Cancer Research Technology (CRT) and Teva Pharmaceutical Industries have joined forces to look at how drugs might be developed which can stop cancer cells healing themselves.

In what is described as a ‘multi-year’ agreement CRT, which is the charity Cancer Research UK’s technology development arm, and Teva will aim to come up with first-in-class therapies which modulate DNA damage and repair response (DDR) processes.

CRT will receive research funding, milestone payments and royalties on any successful projects as they come through Teva’s pipeline.

DDR is crucial in protecting cancer cells from the ravages of chemotherapy, acting as an in-built antidote: and in a vicious circle, cancer cells which are able to make good the damage caused by oncology treatments survive and replicate, which leads to resistance to treatment and recurrence of tumours.

It is a similar area of research to the one that AstraZeneca made moves in this month, paying $50 million for a licensing deal for one of Merck’s investigational drugs.

MK-1775 is a Phase IIa oral small molecule inhibitor of WEE1 kinase, which helps regulate the way cells divide: the compound aims to ensure tumour cells divide but that normal DNA repairs do not then begin, which means the tumour cell will die.

“Cancer Research UK scientists are carrying out exciting research in the area of DNA damage repair,” explained Hamish Ryder, director of drug discovery at CRT’s Discovery Laboratories.
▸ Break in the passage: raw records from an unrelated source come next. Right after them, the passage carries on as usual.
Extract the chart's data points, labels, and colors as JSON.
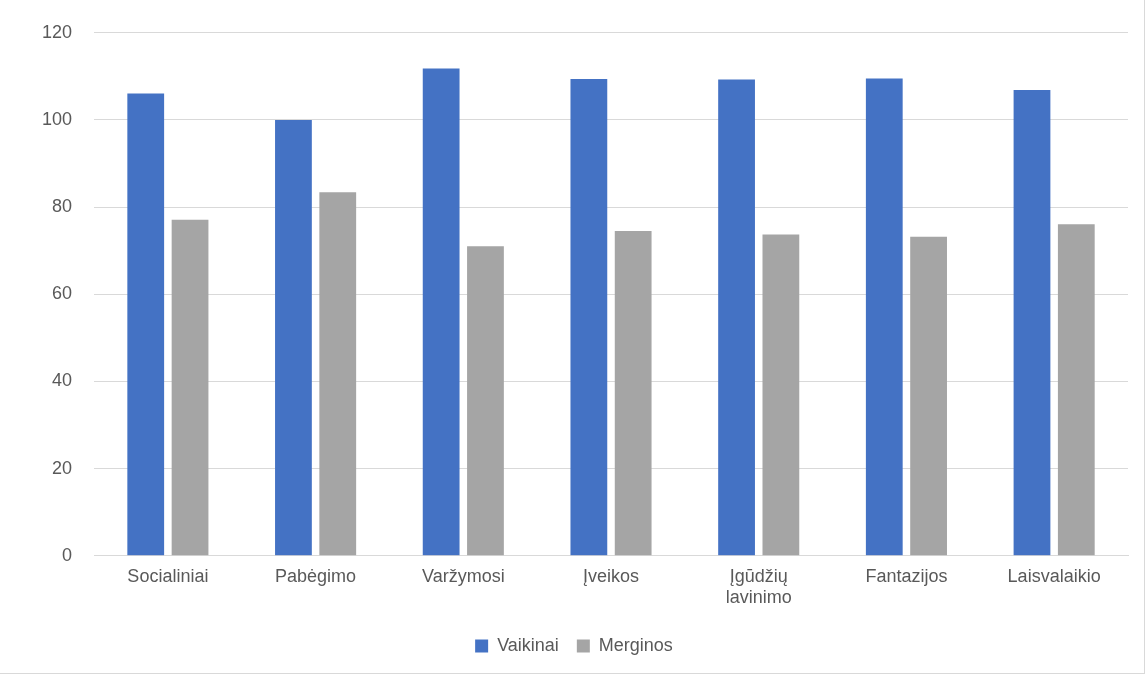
{
  "chart_data": {
    "type": "bar",
    "categories": [
      "Socialiniai",
      "Pabėgimo",
      "Varžymosi",
      "Įveikos",
      "Įgūdžių lavinimo",
      "Fantazijos",
      "Laisvalaikio"
    ],
    "series": [
      {
        "name": "Vaikinai",
        "color": "#4472c4",
        "values": [
          106.1,
          100,
          111.8,
          109.4,
          109.3,
          109.5,
          106.9
        ]
      },
      {
        "name": "Merginos",
        "color": "#a5a5a5",
        "values": [
          77.1,
          83.4,
          71,
          74.5,
          73.7,
          73.2,
          76.1
        ]
      }
    ],
    "ylim": [
      0,
      120
    ],
    "yticks": [
      0,
      20,
      40,
      60,
      80,
      100,
      120
    ],
    "grid": "y",
    "legend": "bottom"
  }
}
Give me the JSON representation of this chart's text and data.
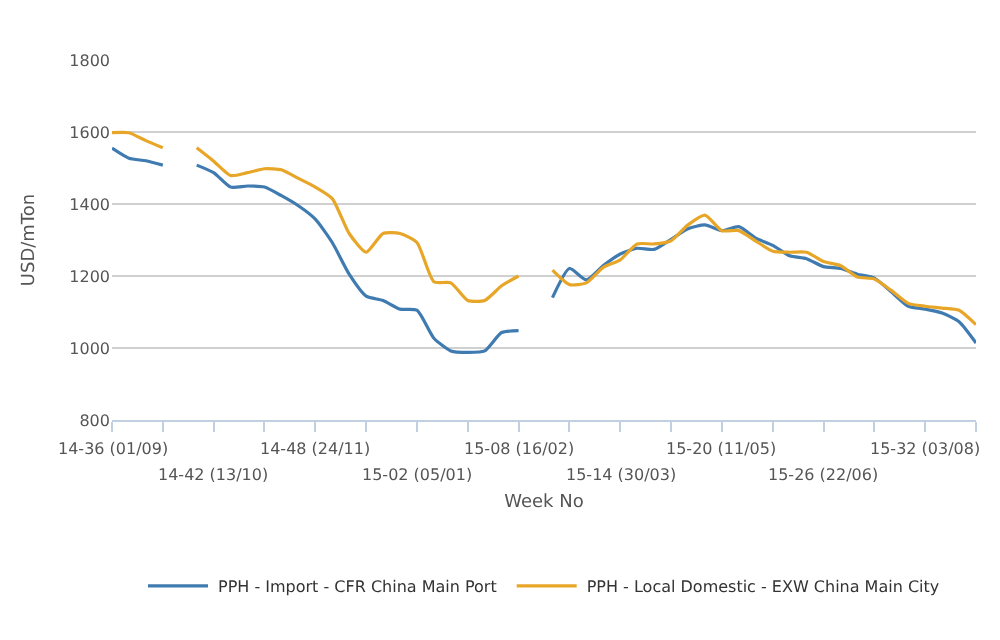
{
  "chart_data": {
    "type": "line",
    "xlabel": "Week No",
    "ylabel": "USD/mTon",
    "categories": [
      "14-36 (01/09)",
      null,
      null,
      null,
      null,
      null,
      "14-42 (13/10)",
      null,
      null,
      null,
      null,
      null,
      "14-48 (24/11)",
      null,
      null,
      null,
      null,
      null,
      "15-02 (05/01)",
      null,
      null,
      null,
      null,
      null,
      "15-08 (16/02)",
      null,
      null,
      null,
      null,
      null,
      "15-14 (30/03)",
      null,
      null,
      null,
      null,
      null,
      "15-20 (11/05)",
      null,
      null,
      null,
      null,
      null,
      "15-26 (22/06)",
      null,
      null,
      null,
      null,
      null,
      "15-32 (03/08)",
      null,
      null,
      null
    ],
    "series": [
      {
        "name": "PPH - Import - CFR China Main Port",
        "color": "#3f7bb0",
        "values": [
          1555,
          1527,
          1520,
          1508,
          null,
          1508,
          1487,
          1447,
          1450,
          1447,
          1423,
          1395,
          1358,
          1293,
          1205,
          1144,
          1132,
          1108,
          1105,
          1027,
          992,
          988,
          992,
          1043,
          1048,
          null,
          1140,
          1221,
          1189,
          1229,
          1261,
          1277,
          1274,
          1302,
          1331,
          1342,
          1326,
          1337,
          1305,
          1285,
          1256,
          1248,
          1226,
          1221,
          1205,
          1194,
          1156,
          1116,
          1108,
          1097,
          1073,
          1014
        ]
      },
      {
        "name": "PPH - Local Domestic - EXW China Main City",
        "color": "#e8a628",
        "values": [
          1598,
          1598,
          1576,
          1556,
          null,
          1556,
          1519,
          1479,
          1487,
          1498,
          1495,
          1471,
          1447,
          1415,
          1318,
          1266,
          1318,
          1318,
          1293,
          1184,
          1181,
          1132,
          1132,
          1173,
          1200,
          null,
          1216,
          1176,
          1181,
          1224,
          1245,
          1289,
          1289,
          1298,
          1342,
          1369,
          1326,
          1326,
          1297,
          1269,
          1266,
          1266,
          1240,
          1229,
          1197,
          1192,
          1160,
          1124,
          1116,
          1111,
          1105,
          1065
        ]
      }
    ],
    "ylim": [
      800,
      1800
    ],
    "yticks": [
      800,
      1000,
      1200,
      1400,
      1600,
      1800
    ],
    "grid": "y",
    "legend": "bottom",
    "marker": "none",
    "line_style": "solid"
  }
}
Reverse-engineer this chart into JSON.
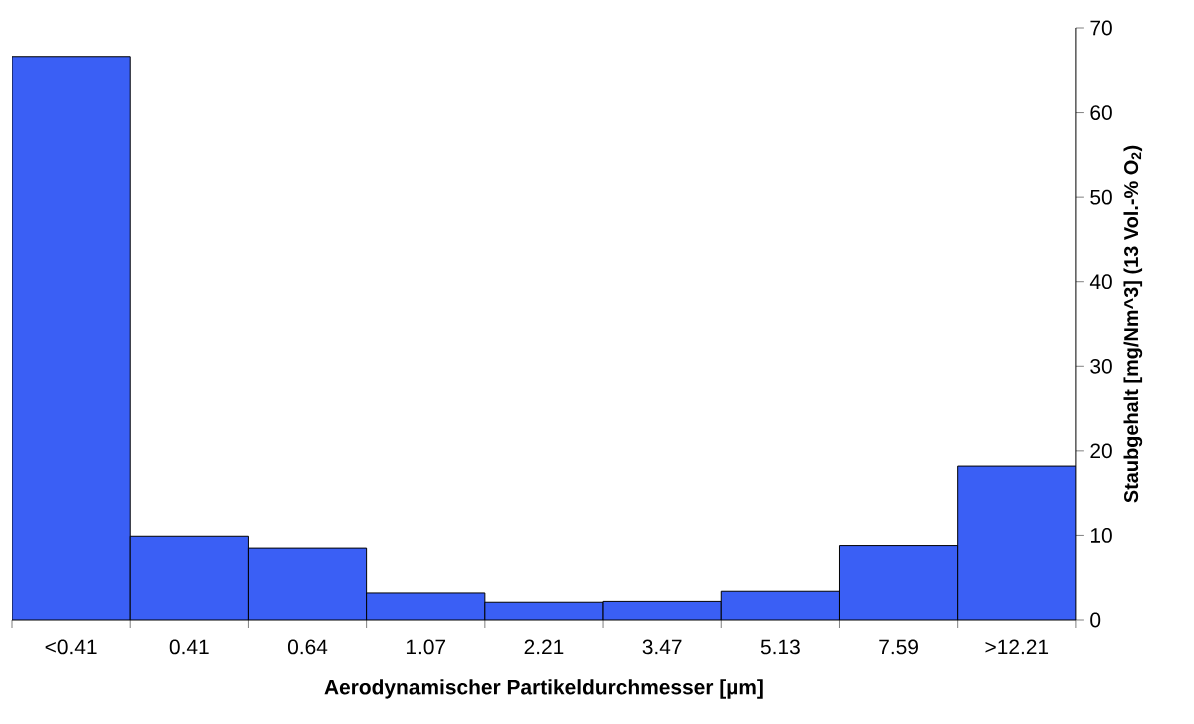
{
  "chart_data": {
    "type": "bar",
    "xlabel": "Aerodynamischer Partikeldurchmesser [µm]",
    "ylabel": "Staubgehalt [mg/Nm^3] (13 Vol.-% O$_{2}$)",
    "categories": [
      "<0.41",
      "0.41",
      "0.64",
      "1.07",
      "2.21",
      "3.47",
      "5.13",
      "7.59",
      ">12.21"
    ],
    "values": [
      66.6,
      9.9,
      8.5,
      3.2,
      2.1,
      2.2,
      3.4,
      8.8,
      18.2
    ],
    "color": "#3a5ff5",
    "ylim": [
      0,
      70
    ],
    "yticks": [
      0,
      10,
      20,
      30,
      40,
      50,
      60,
      70
    ]
  }
}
“Some cancer therapies work by targeting DNA damage response pathways in cancer cells, and finding new ways to block repair in tumours can boost the effectiveness of existing therapies,” he added.
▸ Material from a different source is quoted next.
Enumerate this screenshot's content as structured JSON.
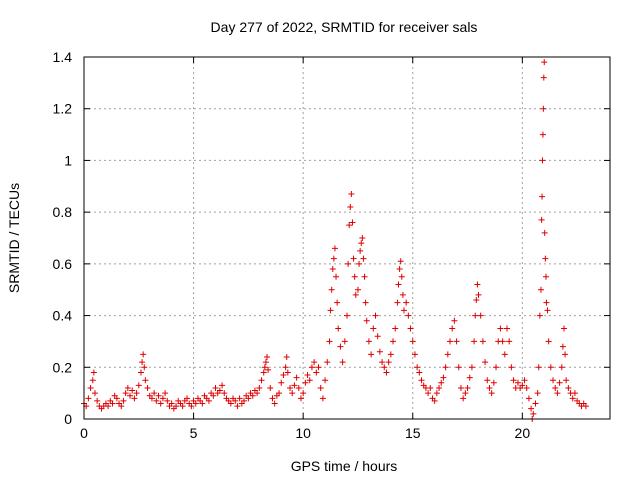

The charity has built up a wealth of DDR research material at its five UK facilities: Gray Institute in Oxford, Cancer Research UK Cambridge Institute, London Research Institute, Manchester’s Paterson Institute and the Beatson Institute in Glasgow.

Teva will use its R&D capabilities to work on new molecular targets which CRT will pick from the charity’s portfolio – the targets will then be validated before they move to early-stage drug discovery in CRT’s laboratories, after which CRT and Teva will handle chemical lead generation work together.

“For cancer patients, it is important that we maintain the momentum of progress that has been made in oncology in recent years,” said Michael Hayden, Teva’s chief scientific officer.

“This research collaboration will build on our understanding of how cells repair DNA damage, help us identify possible points of therapeutic intervention, and lead us onto a pathway to improve clinical outcomes for cancer patients,” he concluded.